Occorre preliminarmente esaminare il motivo delle controdeduzioni di parte resistente relativo alla inesistenza dell'esenzione per l'anno 2018 (oggetto dell'imposizione per cui è causa) in quanto, nell'esercizio della facoltà concessa dal legislatore con l'art.63 del L. 549/95 che “i comuni e le province, anche in deroga agli articoli 44 e seguenti del decreto legislativo 15 novembre 1993, n. 507, e successive modificazioni, possono con apposite deliberazioni: a) stabilire la non applicazione della tassa sui passi carrabili;
b) esonerare dalla tassa le occupazioni permanenti con autovetture adibite a trasporto pubblico o privato nelle aree pubbliche a ciò destinate o commisurare la tassa alla superficie dei singoli posti assegnati;
c) esonerare dalla tassa le occupazioni permanenti e temporanee del sottosuolo con condutture idriche necessarie per l'attività agricola nei comuni classificati montani;
d) attribuire alle deliberazioni di cui al presente comma anche effetto retroattivo per gli anni nei quali non abbiano applicato la rispettiva tassa anche fin dal 1° gennaio 1988”, il Comune parte resistente per l'annualità 2018 non aveva concesso l'esenzione attraverso l'emanazione del Regolamento per l'applicazione della tassa occupazione spazi ed Aree pubbliche approvato con delibera del Commissario Straordinario con i poteri del Consiglio Provinciale n. 19 del 21/11/2013.
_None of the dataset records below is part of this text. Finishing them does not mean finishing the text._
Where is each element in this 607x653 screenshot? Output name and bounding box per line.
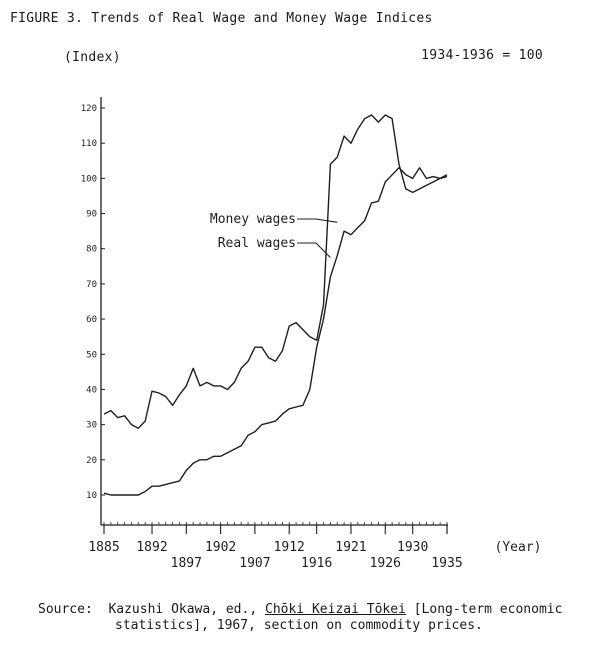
base-year-note: 1934-1936 = 100	[421, 48, 543, 63]
y-axis-label: (Index)	[64, 50, 121, 65]
source-label: Source:	[38, 602, 93, 617]
x-tick-label: 1902	[205, 540, 236, 555]
y-tick-label: 110	[81, 139, 97, 149]
y-tick-label: 50	[86, 350, 97, 360]
x-tick-label: 1892	[136, 540, 167, 555]
source-book-title: Chōki Keizai Tōkei	[265, 602, 406, 617]
x-tick-label: 1885	[88, 540, 119, 555]
y-tick-label: 30	[86, 421, 97, 431]
y-tick-label: 120	[81, 104, 97, 114]
y-tick-label: 100	[81, 174, 97, 184]
real-wages-label: Real wages	[218, 236, 296, 251]
source-author: Kazushi Okawa, ed.,	[108, 602, 258, 617]
x-tick-label: 1907	[239, 556, 270, 571]
x-axis-title: (Year)	[495, 540, 542, 555]
source-desc-2: statistics], 1967, section on commodity …	[115, 618, 483, 633]
real-wages-line	[103, 114, 448, 429]
x-tick-label: 1916	[301, 556, 332, 571]
y-tick-label: 20	[86, 456, 97, 466]
y-tick-label: 80	[86, 245, 97, 255]
annotation-leader-line	[297, 242, 331, 258]
x-tick-label: 1935	[431, 556, 462, 571]
x-tick-label: 1930	[397, 540, 428, 555]
x-tick-label: 1897	[171, 556, 202, 571]
source-desc-1: [Long-term economic	[413, 602, 563, 617]
x-tick-label: 1912	[274, 540, 305, 555]
y-tick-label: 40	[86, 385, 97, 395]
money-wages-line	[103, 167, 448, 496]
money-wages-label: Money wages	[210, 212, 296, 227]
x-tick-label: 1926	[370, 556, 401, 571]
source-note: Source: Kazushi Okawa, ed., Chōki Keizai…	[38, 602, 562, 634]
y-tick-label: 60	[86, 315, 97, 325]
y-tick-label: 70	[86, 280, 97, 290]
y-tick-label: 90	[86, 210, 97, 220]
annotation-leader-line	[297, 218, 338, 223]
x-tick-label: 1921	[335, 540, 366, 555]
y-tick-label: 10	[86, 491, 97, 501]
figure-title: FIGURE 3. Trends of Real Wage and Money …	[10, 11, 433, 26]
Nell'Avviso impugnato tale Regolamento è citato a motivazione della richiesta delle somme dovute e per l'applicazione della sanzione. Esaminato questo punto occorre verificare che la somma richiesta sia titolo di tributo che a titolo di sanzione sia corretta atteso che questa è comunque una doglianza del ricorrente.
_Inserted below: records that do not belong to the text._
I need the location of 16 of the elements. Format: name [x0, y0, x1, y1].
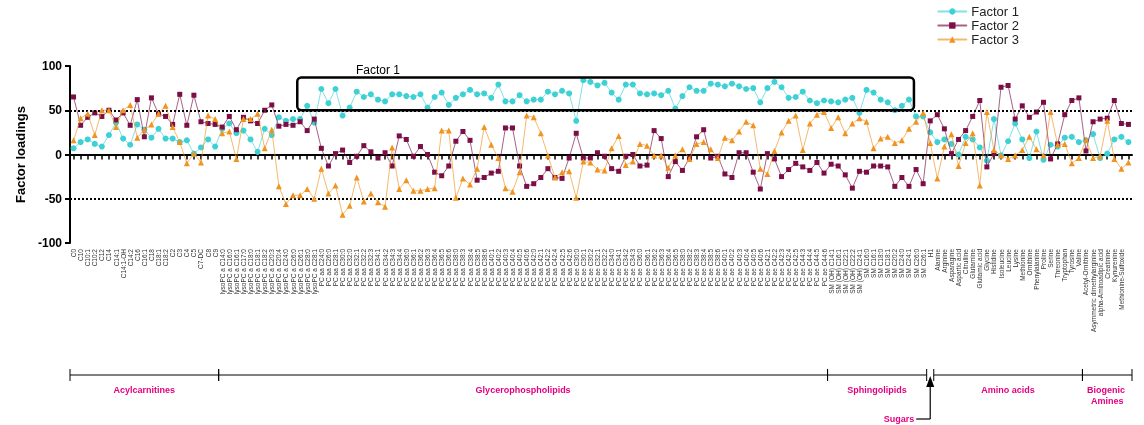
y-tick-label: 0 [55, 147, 63, 162]
y-axis-title: Factor loadings [13, 106, 29, 203]
text: Biogenic Amines [1086, 384, 1128, 406]
text: Sugars [883, 414, 915, 424]
y-tick-label: 50 [48, 103, 63, 118]
text: Acylcarnitines [113, 384, 176, 395]
legend-label: Factor 2 [971, 18, 1019, 33]
text: Amino acids [981, 384, 1035, 395]
y-tick-label: 100 [41, 59, 63, 73]
annotation: Factor 1 [355, 63, 401, 78]
text: Glycerophospholipids [475, 384, 571, 395]
legend-label: Factor 1 [971, 4, 1019, 19]
y-tick-label: -50 [44, 191, 63, 206]
text: Sphingolipids [847, 384, 907, 395]
legend-label: Factor 3 [971, 32, 1019, 47]
y-tick-label: -100 [37, 236, 63, 250]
Anche su questo punto convincono le controdeduzioni del Comune nella misura in cui richiamano i presupposti delle superfici oggetto delle autorizzazioni a suo tempo concesse su richiesta dell'odierno ricorrente.
Alla soccombenza, tuttavia, non segue la condanna alle spese atteso che il susseguirsi dell'esenzione (prima concessa, poi tolta ed infine riconcessa) può avere ingenerato l'errato convincimento del contribuente.
P.Q.M.
Rigetta il ricorso. Spese compensate.